Bremer Studierende entwickeln Spiel für Chirurgen

So helfen Töne beim Operieren

ck/pm
Praxis
Studierende der Universität Bremen haben ein Spiel entwickelt, das in der minimalinvasiven Chirurgie das räumliche Orientieren trainiert - mit einem „Wegweiser durch Töne“.

3-D-Computermodelle ermöglichen Chirurgen eine räumliche Orientierung: Mithilfe des Modells werden die optimale Einstichstelle, der beste Einstichwinkel und die optimale Stichtiefe einer Ablationsnadel gewählt. Während der OP wird dann die Spitze der chirurgischen Nadel verfolgt und als virtuelle Nadel im Computermodell angezeigt.

Daten werden via Klang dargestellt

Die Bremer Studierenden wählten für ihre Masterarbeit jedoch keinen räumlichen, sondern einen akustischen Ansatz. Das heißt, Daten werden via Klang dargestellt. Musikwissenschaftler Dr. Tim Ziemer vom Bremen Spatial Cognition Center (BSCC) der Universität Bremen  entwickelte mit dem Kognitionswissenschaftler PD Dr. Holger Schultheis, der Psychologie-Doktorandin Tina Vajsbaher und elf Master-Studierenden ein Android- und Windows-Spiel, das bald auf weiteren Plattformen laufen soll.

Die verschiedenen Merkmale des Klangs verraten den Spielenden eine Position im dreidimensionalen Raum. Im Laufe des Spiels lernt man, die einzelnen Dimensionen des Klangs zu interpretieren: Wie weit links oder rechts, oben oder unten, vorne oder hinten ist das Ziel? So kann man zwei und schließlich sogar alle drei Dimensionen so kombinieren, dass man blind im dreidimensionalen Raum navigieren kann.

Töne hören bei der OP

„Den Spielenden macht das Ganze hoffentlich einfach nur viel Spaß. Sie werden unterhalten, schulen ihr Gehör, versuchen Experten-Status zu erreichen und den High-Score zu knacken“, sagte Ziemer. „Die Tatsache, dass sie durch ihr Spielen in Zukunft vielleicht sogar Leben retten können, ist ein zusätzlicher Antrieb.“ Die akustische Orientierung im Raum solle Chirurgen eines Tages bei der komplexen räumlichen Zielfindung bei minimalinvasiven Eingriffen genauso helfen wie die Visualisierung.

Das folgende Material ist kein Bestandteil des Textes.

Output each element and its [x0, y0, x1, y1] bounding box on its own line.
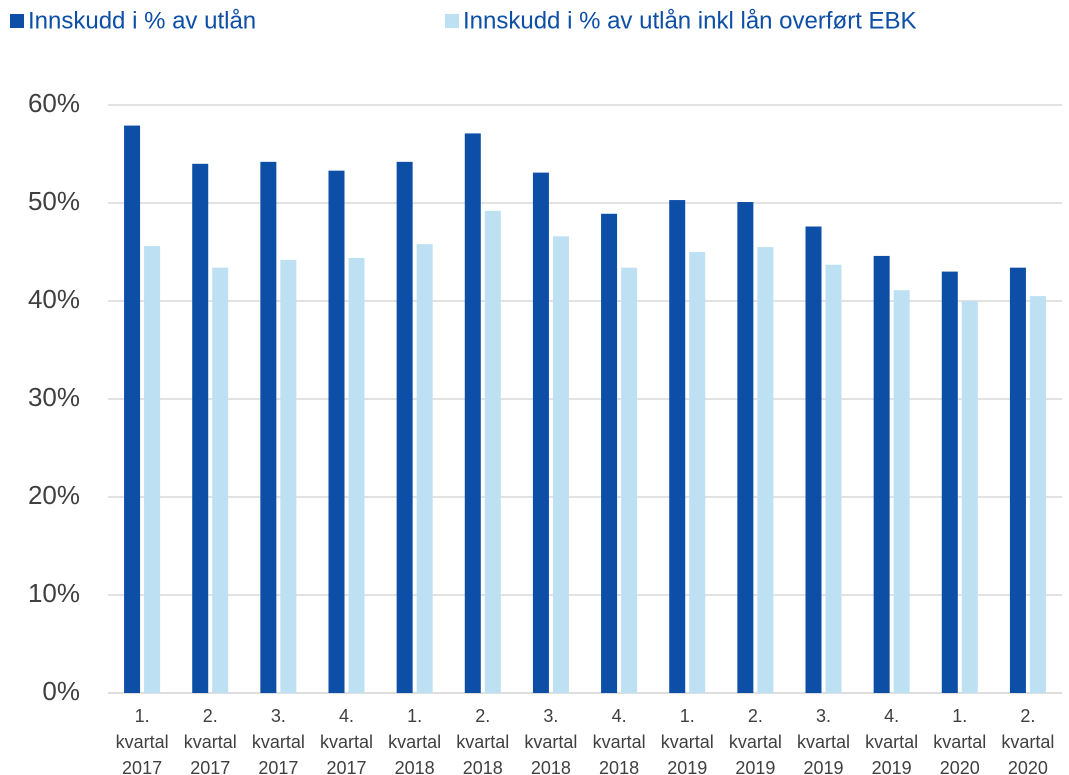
legend-swatch	[445, 14, 459, 28]
bar	[737, 202, 754, 693]
y-tick-label: 30%	[28, 382, 80, 412]
legend-swatch	[10, 14, 24, 28]
x-tick-label: 1. kvartal 2017	[116, 706, 169, 775]
x-tick-label: 1. kvartal 2020	[933, 706, 986, 775]
bar	[805, 226, 822, 693]
bar	[757, 247, 774, 693]
y-tick-label: 10%	[28, 578, 80, 608]
y-tick-label: 60%	[28, 88, 80, 118]
bar	[280, 259, 297, 693]
bar	[601, 213, 618, 693]
y-tick-label: 50%	[28, 186, 80, 216]
x-tick-label: 1. kvartal 2019	[661, 706, 714, 775]
y-tick-label: 40%	[28, 284, 80, 314]
x-tick-label: 2. kvartal 2017	[184, 706, 237, 775]
x-tick-label: 2. kvartal 2018	[456, 706, 509, 775]
bar	[484, 210, 501, 693]
bar	[621, 267, 638, 693]
bar	[124, 125, 141, 693]
legend-label: Innskudd i % av utlån inkl lån overført …	[463, 7, 917, 34]
x-tick-label: 2. kvartal 2019	[729, 706, 782, 775]
bar	[893, 290, 910, 693]
bar	[532, 172, 549, 693]
bar	[825, 264, 842, 693]
legend-label: Innskudd i % av utlån	[28, 7, 256, 34]
x-tick-label: 2. kvartal 2020	[1001, 706, 1054, 775]
bar	[961, 301, 978, 693]
bar	[192, 163, 209, 694]
x-tick-label: 4. kvartal 2018	[593, 706, 646, 775]
bar	[144, 246, 161, 693]
legend: Innskudd i % av utlån Innskudd i % av utl…	[10, 7, 917, 34]
bar	[1029, 296, 1046, 693]
x-tick-label: 3. kvartal 2018	[524, 706, 577, 775]
bar	[396, 161, 413, 694]
y-tick-label: 20%	[28, 480, 80, 510]
bar	[552, 236, 569, 693]
x-tick-label: 1. kvartal 2018	[388, 706, 441, 775]
bar	[689, 252, 706, 693]
bar	[669, 200, 686, 693]
bar	[873, 255, 890, 694]
bar	[328, 170, 345, 693]
x-tick-label: 3. kvartal 2019	[797, 706, 850, 775]
x-tick-label: 4. kvartal 2017	[320, 706, 373, 775]
x-tick-label: 3. kvartal 2017	[252, 706, 305, 775]
bar	[464, 133, 481, 694]
y-tick-label: 0%	[42, 676, 80, 706]
bar	[348, 257, 365, 693]
bar	[416, 244, 433, 693]
bar	[260, 161, 277, 694]
bar	[1009, 267, 1026, 693]
bar	[941, 271, 958, 693]
bar	[212, 267, 229, 693]
x-tick-label: 4. kvartal 2019	[865, 706, 918, 775]
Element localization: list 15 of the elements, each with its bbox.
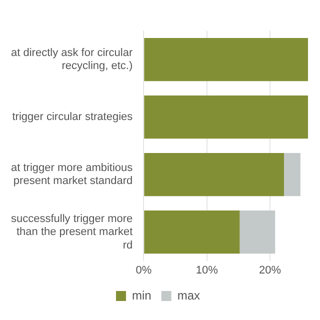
bar (144, 152, 284, 196)
y-tick-label: trigger circular strategies (12, 111, 134, 124)
bar (144, 210, 240, 254)
x-tick-label: 0% (136, 264, 152, 276)
bar (284, 152, 300, 196)
x-tick-label: 20% (259, 264, 282, 276)
legend-label: min (132, 288, 152, 302)
y-tick-label: at directly ask for circular recycling, etc.) (11, 46, 133, 72)
y-tick-label: at trigger more ambitious present market standard (10, 162, 134, 188)
y-tick-label: successfully trigger more than the present market rd (11, 212, 133, 252)
bar (144, 95, 308, 139)
bar (144, 38, 308, 82)
x-tick-label: 10% (196, 264, 218, 276)
legend-label: max (177, 288, 200, 302)
bar (240, 210, 276, 254)
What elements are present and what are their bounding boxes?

Hören ist weniger anstrengend als Sehen

Ziel sei, dem „optischen Wegweiser“ einen „akustischen Wegweiser“ hinzuzufügen, sagte Schultheis. Das Problem der bildgebenden Verfahren sei, dass die räumliche Orientierung sehr viele Hirnressourcen in Anspruch nimmt. Der Computerbildschirm zeige die räumliche Konstellation nämlich nicht aus Sicht der Operierenden, die deswegen die Grafik mental skalieren, rotieren und verschieben und insbesondere die Tiefendimension aus der zweidimensionalen Bildschirmdarstellung ableiten müssten.

„Das bedeutet viel Training, und Eingriffe können anstrengend sein", hob Schultheis hervor. Der akustische Wegweiser verringere die Belastung der Chirurgen und könne dadurch die Patientensicherheit erhöhen. „Die Unterstützung durch unser Verfahren würde außerdem noch präzisere Eingriffe ermöglichen und die Operation von Tumoren erlauben, die gefährlich nahe an großen Arterien, wichtigen Nerven oder empfindlichen Membranen liegen.“

„Die Töne sagen den Chirurginnen und Chirurgen in Echtzeit und aus ihrer Perspektive, ob die Nadel nach links/rechts, oben/unten oder vor/zurück muss – und auch genau wie weit“, führte Ziemer aus. „Das ist zu jeder Zeit und auf Wunsch im Bereich von Zehntelmillimetern möglich." Das Team habe gezeigt, dass Menschen nach einem 30-Minuten-Training mit dem „Ton-Wegweiser“ ein vier Millimeter großes Ziel in einem 20-mal 20 Zentimeter großem Raum genauso zuverlässig finden wie mit visueller Hilfestellung.

Zurzeit bereiten die Entwickler Experimente in einer chirurgischen Umgebung vor.